The trash factory : ou quand l’art d’un Sciencespiste s’exporte.

trashh.jpgNous vous en parlions il y a déjà presque un an : Stanislas Colodiet, à l’époque futur 3A, exposait ses peintures rue de Montreuil, à Vincennes. Le 15 avril 2010, c’est cette fois à Duke, son université d’accueil de Caroline du Nord, qu’il a organisé une exposition plutôt couronnée de succès. Lisez plutôt l’appréciation qu’en a faite le Duke Chronicle : http://dukechronicle.com/article/student-ends-exchange-program-art-show-auction.

LaPeniche : Où as-tu passé ta 3e année ?

Stanislas Colodiet: « J’ai été à Durham, où se trouve Duke University. 14% de la population vit sous le seuil de pauvreté et plus d’un tiers de la population est issue de la minorité afro-américaine, de nombreuses usines de coton et tabac ont fermé depuis plusieurs dizaines d’années. Durham subit actuellement une dynamique de « gentrification », elle n’est pas le fait des étudiants mais de l’arrivée de nombreux artistes qui viennent s’installer dans les nouveaux lofts et studios crées dans des anciennes friches industrielles. C’est dans ce contexte que j’ai pu tisser de nombreuses amitiés et rencontrer beaucoup de personnes qui m’ont guidé dans mon travail.
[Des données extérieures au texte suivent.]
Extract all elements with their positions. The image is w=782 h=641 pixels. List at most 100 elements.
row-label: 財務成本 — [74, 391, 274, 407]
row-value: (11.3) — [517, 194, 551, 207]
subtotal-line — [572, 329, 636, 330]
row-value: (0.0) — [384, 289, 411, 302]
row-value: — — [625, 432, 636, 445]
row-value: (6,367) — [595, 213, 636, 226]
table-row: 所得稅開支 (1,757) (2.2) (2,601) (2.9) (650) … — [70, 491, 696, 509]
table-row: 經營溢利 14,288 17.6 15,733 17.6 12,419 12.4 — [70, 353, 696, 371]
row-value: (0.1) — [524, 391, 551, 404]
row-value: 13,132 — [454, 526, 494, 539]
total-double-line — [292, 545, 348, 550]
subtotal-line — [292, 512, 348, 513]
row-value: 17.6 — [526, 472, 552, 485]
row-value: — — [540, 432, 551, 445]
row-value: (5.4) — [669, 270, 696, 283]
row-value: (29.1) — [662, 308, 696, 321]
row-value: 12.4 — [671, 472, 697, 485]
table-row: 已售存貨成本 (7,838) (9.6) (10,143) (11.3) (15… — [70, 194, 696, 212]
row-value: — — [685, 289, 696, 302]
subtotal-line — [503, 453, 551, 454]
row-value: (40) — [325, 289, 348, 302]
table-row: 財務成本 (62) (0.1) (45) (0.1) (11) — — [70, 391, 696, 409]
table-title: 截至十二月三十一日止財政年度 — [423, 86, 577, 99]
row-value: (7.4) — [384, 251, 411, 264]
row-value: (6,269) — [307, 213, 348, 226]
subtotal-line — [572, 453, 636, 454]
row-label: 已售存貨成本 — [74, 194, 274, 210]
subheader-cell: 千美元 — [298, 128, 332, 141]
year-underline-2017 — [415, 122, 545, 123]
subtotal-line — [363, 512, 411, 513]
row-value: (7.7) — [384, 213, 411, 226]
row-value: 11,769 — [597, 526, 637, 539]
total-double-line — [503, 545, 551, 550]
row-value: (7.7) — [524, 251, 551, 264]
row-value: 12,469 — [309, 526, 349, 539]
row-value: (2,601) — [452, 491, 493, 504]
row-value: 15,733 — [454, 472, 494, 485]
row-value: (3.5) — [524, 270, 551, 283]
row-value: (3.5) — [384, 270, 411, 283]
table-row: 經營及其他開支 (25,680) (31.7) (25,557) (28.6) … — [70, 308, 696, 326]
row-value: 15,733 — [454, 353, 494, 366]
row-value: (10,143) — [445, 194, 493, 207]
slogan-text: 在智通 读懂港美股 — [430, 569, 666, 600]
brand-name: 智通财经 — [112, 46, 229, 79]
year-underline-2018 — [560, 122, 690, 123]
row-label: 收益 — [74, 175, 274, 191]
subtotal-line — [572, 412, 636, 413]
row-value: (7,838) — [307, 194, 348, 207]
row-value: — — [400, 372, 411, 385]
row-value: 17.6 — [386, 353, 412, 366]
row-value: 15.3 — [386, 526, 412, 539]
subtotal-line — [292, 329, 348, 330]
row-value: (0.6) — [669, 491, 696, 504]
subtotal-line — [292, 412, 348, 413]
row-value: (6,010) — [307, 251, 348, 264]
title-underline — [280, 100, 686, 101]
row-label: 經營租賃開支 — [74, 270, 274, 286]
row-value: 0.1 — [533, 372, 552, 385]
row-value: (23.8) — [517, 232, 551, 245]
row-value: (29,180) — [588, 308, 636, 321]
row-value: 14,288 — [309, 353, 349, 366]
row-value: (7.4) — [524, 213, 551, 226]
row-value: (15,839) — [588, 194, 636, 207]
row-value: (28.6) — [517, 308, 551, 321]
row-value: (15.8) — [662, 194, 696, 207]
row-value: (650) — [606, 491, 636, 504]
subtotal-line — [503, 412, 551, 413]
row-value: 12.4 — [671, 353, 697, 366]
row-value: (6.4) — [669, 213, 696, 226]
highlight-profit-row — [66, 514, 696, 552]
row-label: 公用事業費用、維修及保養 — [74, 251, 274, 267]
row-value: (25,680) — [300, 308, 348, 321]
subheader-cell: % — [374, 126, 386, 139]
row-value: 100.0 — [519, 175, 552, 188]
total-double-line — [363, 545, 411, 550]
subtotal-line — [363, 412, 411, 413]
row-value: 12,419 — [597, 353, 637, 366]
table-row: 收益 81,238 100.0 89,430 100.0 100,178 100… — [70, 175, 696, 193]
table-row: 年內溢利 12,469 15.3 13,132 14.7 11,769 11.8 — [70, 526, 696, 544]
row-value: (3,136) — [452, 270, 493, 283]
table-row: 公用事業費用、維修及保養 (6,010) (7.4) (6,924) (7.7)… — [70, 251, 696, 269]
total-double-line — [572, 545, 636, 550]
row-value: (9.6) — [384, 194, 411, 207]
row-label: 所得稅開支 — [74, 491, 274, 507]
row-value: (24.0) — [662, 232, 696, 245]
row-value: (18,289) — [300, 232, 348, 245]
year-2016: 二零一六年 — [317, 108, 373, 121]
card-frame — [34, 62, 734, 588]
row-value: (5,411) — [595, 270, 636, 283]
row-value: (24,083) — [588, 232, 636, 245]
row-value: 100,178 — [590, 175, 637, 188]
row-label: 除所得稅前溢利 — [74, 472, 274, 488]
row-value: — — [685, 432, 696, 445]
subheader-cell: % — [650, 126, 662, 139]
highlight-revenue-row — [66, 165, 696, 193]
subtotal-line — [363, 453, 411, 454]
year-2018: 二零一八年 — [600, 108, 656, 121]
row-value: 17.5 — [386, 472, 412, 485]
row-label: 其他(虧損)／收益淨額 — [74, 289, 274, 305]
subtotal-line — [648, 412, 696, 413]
Pourquoi cette université en particulier ? Qu’est-ce que tu y as aimé ?

J’ai choisi mon université après avoir découvert les photos de l’atelier de peinture qui venait d’être rénové. L’endroit semblait particulièrement calme ; un bâtiment en briques rouge comme on en trouve beaucoup dans le sud des Etats-Unis, avec à l’intérieur de longues colonnes en bois.

Chaque troisième vendredi du mois, les ateliers d’artistes sont ouverts au public; c’est une excellente opportunité pour discuter avec les professionnels du métier. Les artistes sont très bavards et les questions concernant leur technique ou le prix de leur œuvre ne sont pas taboues. Le « third Friday » fut donc une excellente école pour moi. Il y a également le biannuel « Durham Art walk » qui est fête l’art dans la ville, j’ai pu exposer à cette occasion en participant à une exposition collective d’artistes dans un atelier downtown.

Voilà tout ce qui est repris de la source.